Photos to follow tomorrow - I have to go to work tonight 

P.S. - me sparkly trousers are now rather muddy, PMSL!!!!!


----------



## ridgeback05 (Aug 5, 2008)

Glad you had a good day...well done with the hitch pups also....and sorry your other two got spooked....hope I can do half as well tomorrow as you did today....again well done.


----------



## Blondie (Feb 27, 2011)

ridgeback05 said:


> Glad you had a good day...well done with the hitch pups also....and sorry your other two got spooked....hope I can do half as well tomorrow as you did today....again well done.


Good luck tomorrow!!!!

Handy tip - if it rains through the night, the ground will not have dried up so I would advise you to take ya wellies!! Twas rather muddy in parts yoday sp gawd help ya tomorrow if it rains again!


----------



## Blondie (Feb 27, 2011)

heres a couple of pics I got downloaded so far - the awesome Axel, 1st MPD!!










The excitable JD - 3rd MPD


----------



## ridgeback05 (Aug 5, 2008)

Very nice pups.


----------



## Blondie (Feb 27, 2011)

Having problems wiv me camera n the downloading bit  not happy coz I got some pics I havent even see yet 

Anyways, heres the Booty Buffy, 3rd MPB










And the gorgeous Nala 2nd MPB


----------



## ridgeback05 (Aug 5, 2008)

today at skc We almost had as good a day as you...Inca 2nd in pb....Sifa 1st in pg....and loki 2nd in limit dog...


----------



## Blondie (Feb 27, 2011)

ridgeback05 said:


> today at skc We almost had as good a day as you...Inca 2nd in pb....Sifa 1st in pg....and loki 2nd in limit dog...

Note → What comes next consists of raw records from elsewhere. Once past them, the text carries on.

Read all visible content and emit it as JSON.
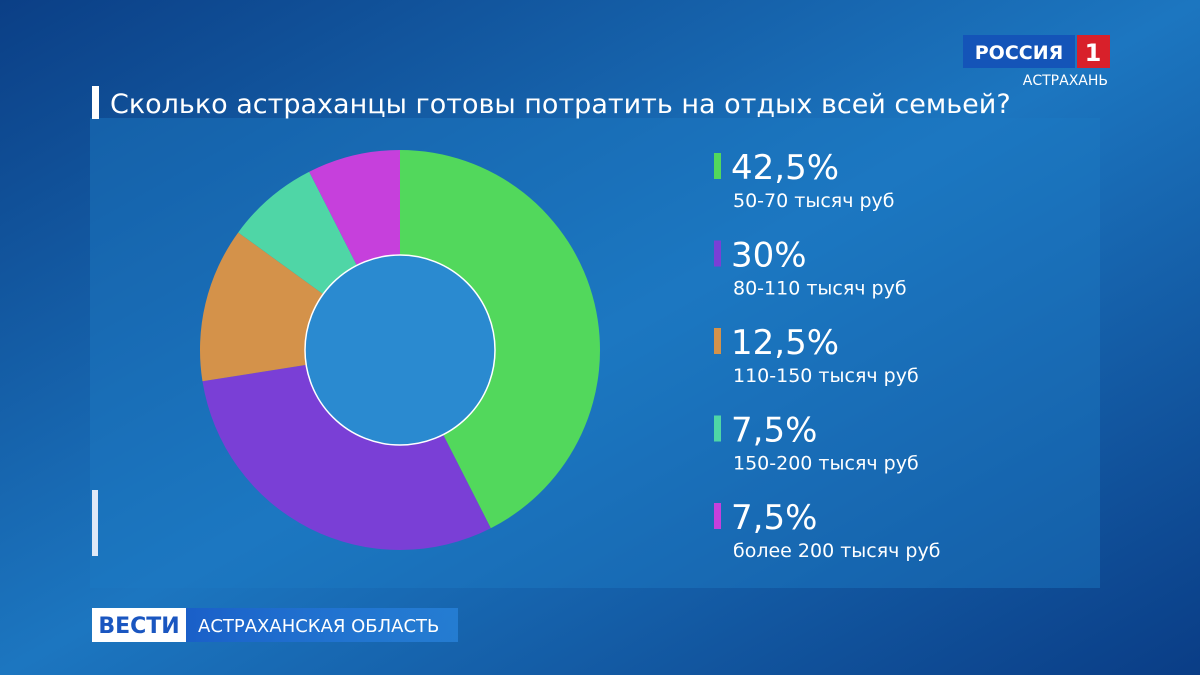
{
  "chart_data": {
    "type": "donut",
    "title": "Сколько астраханцы готовы потратить на отдых всей семьей?",
    "categories": [
      "50-70 тысяч руб",
      "80-110 тысяч руб",
      "110-150 тысяч руб",
      "150-200 тысяч руб",
      "более 200 тысяч руб"
    ],
    "values": [
      42.5,
      30,
      12.5,
      7.5,
      7.5
    ],
    "value_labels": [
      "42,5%",
      "30%",
      "12,5%",
      "7,5%",
      "7,5%"
    ],
    "colors": [
      "#52d85c",
      "#7a3fd6",
      "#d4924a",
      "#4fd6a6",
      "#c640dc"
    ]
  },
  "channel_logo": {
    "name": "РОССИЯ",
    "number": "1",
    "region": "АСТРАХАНЬ"
  },
  "lower_third": {
    "program": "ВЕСТИ",
    "region": "АСТРАХАНСКАЯ ОБЛАСТЬ"
  }
}
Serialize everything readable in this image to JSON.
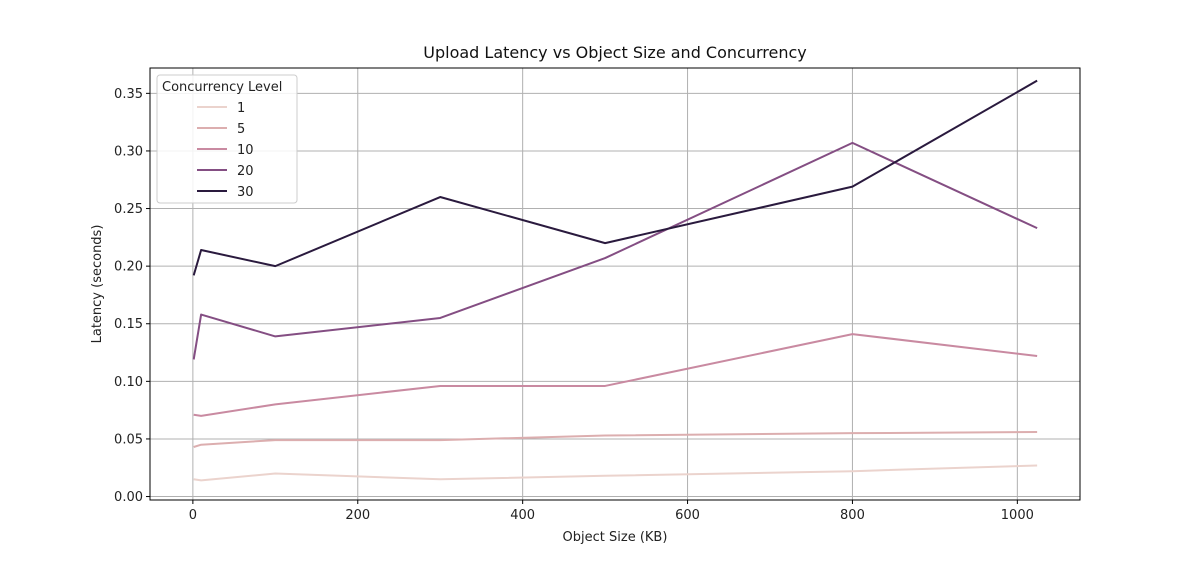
{
  "chart_data": {
    "type": "line",
    "title": "Upload Latency vs Object Size and Concurrency",
    "xlabel": "Object Size (KB)",
    "ylabel": "Latency (seconds)",
    "xlim": [
      -52,
      1076
    ],
    "ylim": [
      -0.003,
      0.372
    ],
    "xticks": [
      0,
      200,
      400,
      600,
      800,
      1000
    ],
    "yticks": [
      0.0,
      0.05,
      0.1,
      0.15,
      0.2,
      0.25,
      0.3,
      0.35
    ],
    "ytick_labels": [
      "0.00",
      "0.05",
      "0.10",
      "0.15",
      "0.20",
      "0.25",
      "0.30",
      "0.35"
    ],
    "grid": true,
    "legend": {
      "title": "Concurrency Level",
      "placement": "top-left"
    },
    "x": [
      1,
      10,
      100,
      300,
      500,
      800,
      1024
    ],
    "series": [
      {
        "name": "1",
        "color": "#ebd3cd",
        "values": [
          0.015,
          0.014,
          0.02,
          0.015,
          0.018,
          0.022,
          0.027
        ]
      },
      {
        "name": "5",
        "color": "#dcaeaf",
        "values": [
          0.043,
          0.045,
          0.049,
          0.049,
          0.053,
          0.055,
          0.056
        ]
      },
      {
        "name": "10",
        "color": "#c98aa1",
        "values": [
          0.071,
          0.07,
          0.08,
          0.096,
          0.096,
          0.141,
          0.122
        ]
      },
      {
        "name": "20",
        "color": "#844e83",
        "values": [
          0.119,
          0.158,
          0.139,
          0.155,
          0.207,
          0.307,
          0.233
        ]
      },
      {
        "name": "30",
        "color": "#2a1a3e",
        "values": [
          0.192,
          0.214,
          0.2,
          0.26,
          0.22,
          0.269,
          0.361
        ]
      }
    ]
  }
}
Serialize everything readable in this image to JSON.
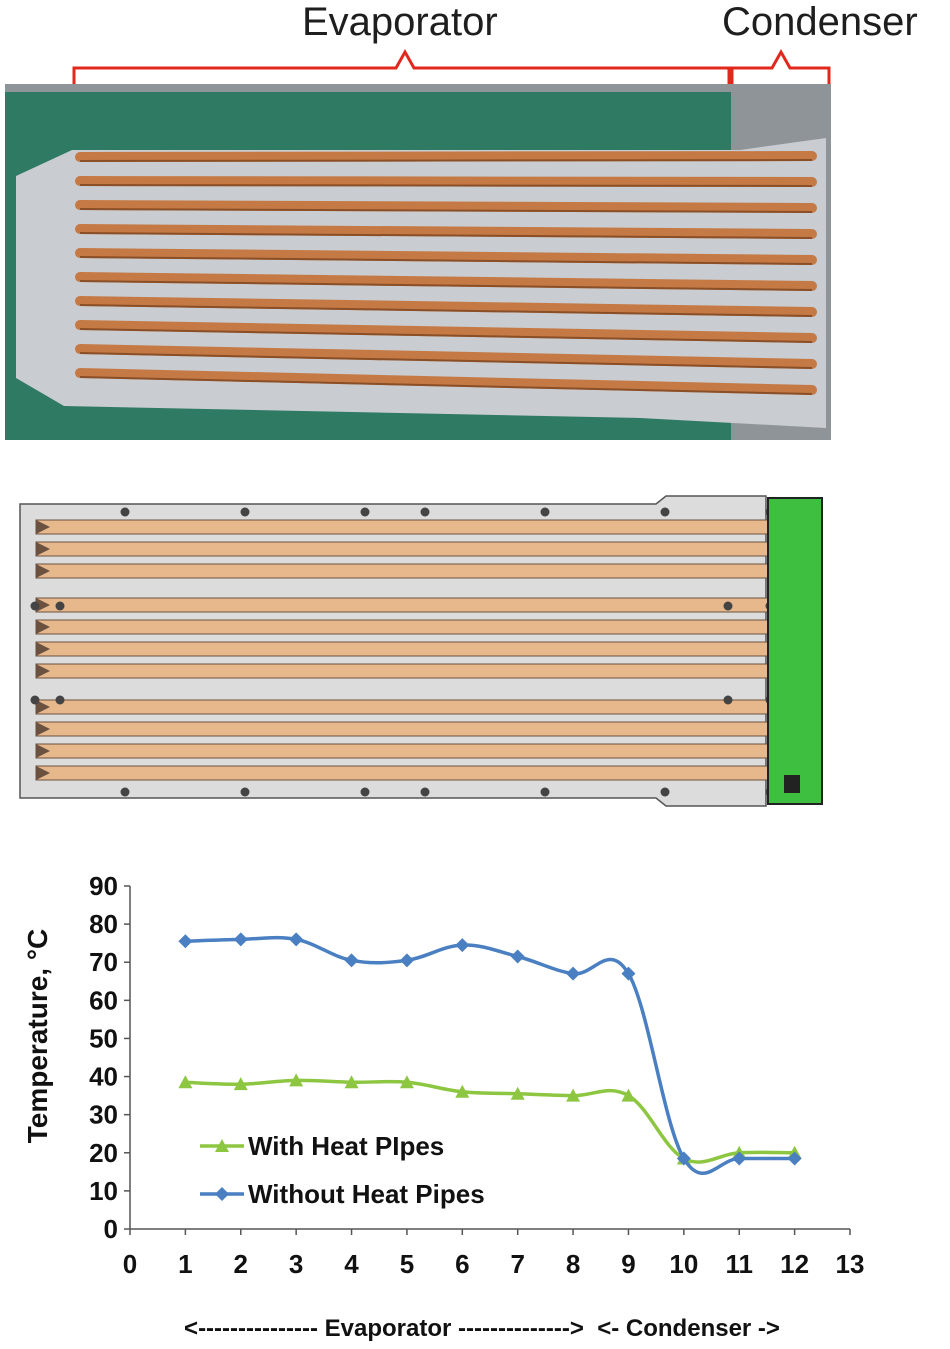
{
  "figure": {
    "evaporator_label": "Evaporator",
    "condenser_label": "Condenser",
    "bracket_color": "#e0281c",
    "photo_colors": {
      "mat": "#2f7a62",
      "plate": "#c9ccd0",
      "pipe": "#c57a45",
      "backdrop": "#8f9498"
    },
    "schematic_colors": {
      "frame": "#dcdcdc",
      "pipe": "#e7b88b",
      "condenser": "#3fbf3f"
    }
  },
  "chart_data": {
    "type": "line",
    "title": "",
    "xlabel": "<--------------- Evaporator -------------->  <- Condenser ->",
    "ylabel": "Temperature, °C",
    "xlim": [
      0,
      13
    ],
    "ylim": [
      0,
      90
    ],
    "xticks": [
      0,
      1,
      2,
      3,
      4,
      5,
      6,
      7,
      8,
      9,
      10,
      11,
      12,
      13
    ],
    "yticks": [
      0,
      10,
      20,
      30,
      40,
      50,
      60,
      70,
      80,
      90
    ],
    "grid": false,
    "legend_position": "bottom-left",
    "series": [
      {
        "name": "With Heat PIpes",
        "color": "#8dc641",
        "marker": "triangle",
        "x": [
          1,
          2,
          3,
          4,
          5,
          6,
          7,
          8,
          9,
          10,
          11,
          12
        ],
        "y": [
          38.5,
          38,
          39,
          38.5,
          38.5,
          36,
          35.5,
          35,
          35,
          18.5,
          20,
          20
        ]
      },
      {
        "name": "Without Heat Pipes",
        "color": "#4a7fc1",
        "marker": "diamond",
        "x": [
          1,
          2,
          3,
          4,
          5,
          6,
          7,
          8,
          9,
          10,
          11,
          12
        ],
        "y": [
          75.5,
          76,
          76,
          70.5,
          70.5,
          74.5,
          71.5,
          67,
          67,
          18.5,
          18.5,
          18.5
        ]
      }
    ]
  }
}
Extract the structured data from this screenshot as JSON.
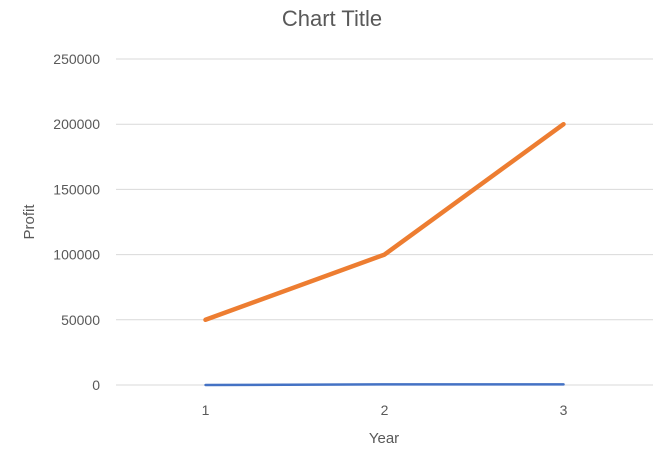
{
  "chart_data": {
    "type": "line",
    "title": "Chart Title",
    "xlabel": "Year",
    "ylabel": "Profit",
    "categories": [
      "1",
      "2",
      "3"
    ],
    "ylim": [
      0,
      250000
    ],
    "yticks": [
      "0",
      "50000",
      "100000",
      "150000",
      "200000",
      "250000"
    ],
    "grid": true,
    "legend": "none",
    "series": [
      {
        "values": [
          0,
          500,
          500
        ],
        "color": "#4472C4"
      },
      {
        "values": [
          50000,
          100000,
          200000
        ],
        "color": "#ED7D31"
      }
    ]
  }
}
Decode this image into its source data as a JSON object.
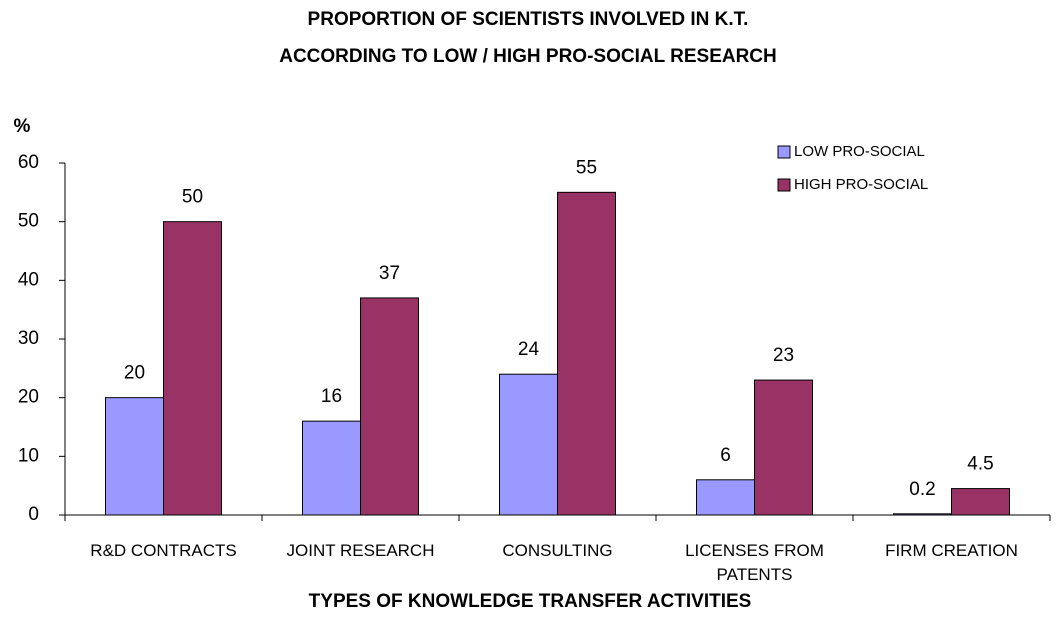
{
  "chart_data": {
    "type": "bar",
    "title": [
      "PROPORTION OF SCIENTISTS INVOLVED IN K.T.",
      "ACCORDING TO LOW / HIGH PRO-SOCIAL RESEARCH"
    ],
    "y_label": "%",
    "x_label": "TYPES OF KNOWLEDGE TRANSFER ACTIVITIES",
    "categories": [
      "R&D CONTRACTS",
      "JOINT RESEARCH",
      "CONSULTING",
      "LICENSES FROM PATENTS",
      "FIRM CREATION"
    ],
    "series": [
      {
        "name": "LOW PRO-SOCIAL",
        "color": "#9999ff",
        "values": [
          20,
          16,
          24,
          6,
          0.2
        ]
      },
      {
        "name": "HIGH PRO-SOCIAL",
        "color": "#993366",
        "values": [
          50,
          37,
          55,
          23,
          4.5
        ]
      }
    ],
    "ylim": [
      0,
      60
    ],
    "yticks": [
      0,
      10,
      20,
      30,
      40,
      50,
      60
    ],
    "grid": false,
    "legend": "top-right"
  }
}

Awesome stuff!!!!! Well done to all concerned!! Looks like SKC was a hugh success for members, lol!!

How was the weather??


----------



## Devil-Dogz (Oct 4, 2009)

I still want Nala please, thank you kindly


----------



## ridgeback05 (Aug 5, 2008)

Ceearott said:


> Awesome stuff!!!!! Well done to all concerned!! Looks like SKC was a hugh success for members, lol!!
> 
> How was the weather??


Was very cold tho dry...but up to our ankles in mud...lol


----------



## Blondie (Feb 27, 2011)

ridgeback05 said:


> Was very cold tho dry...but up to our ankles in mud...lol


Yes, I had visions of it being a wellie day even more than yesterday, PMSL!! At least it stayed dry for ya!


----------



## Blondie (Feb 27, 2011)

Devil-Dogz said:


> I still want Nala please, thank you kindly


I think you would have fight off not just her owner, but her two sons aswell, PMSL!!!!!


----------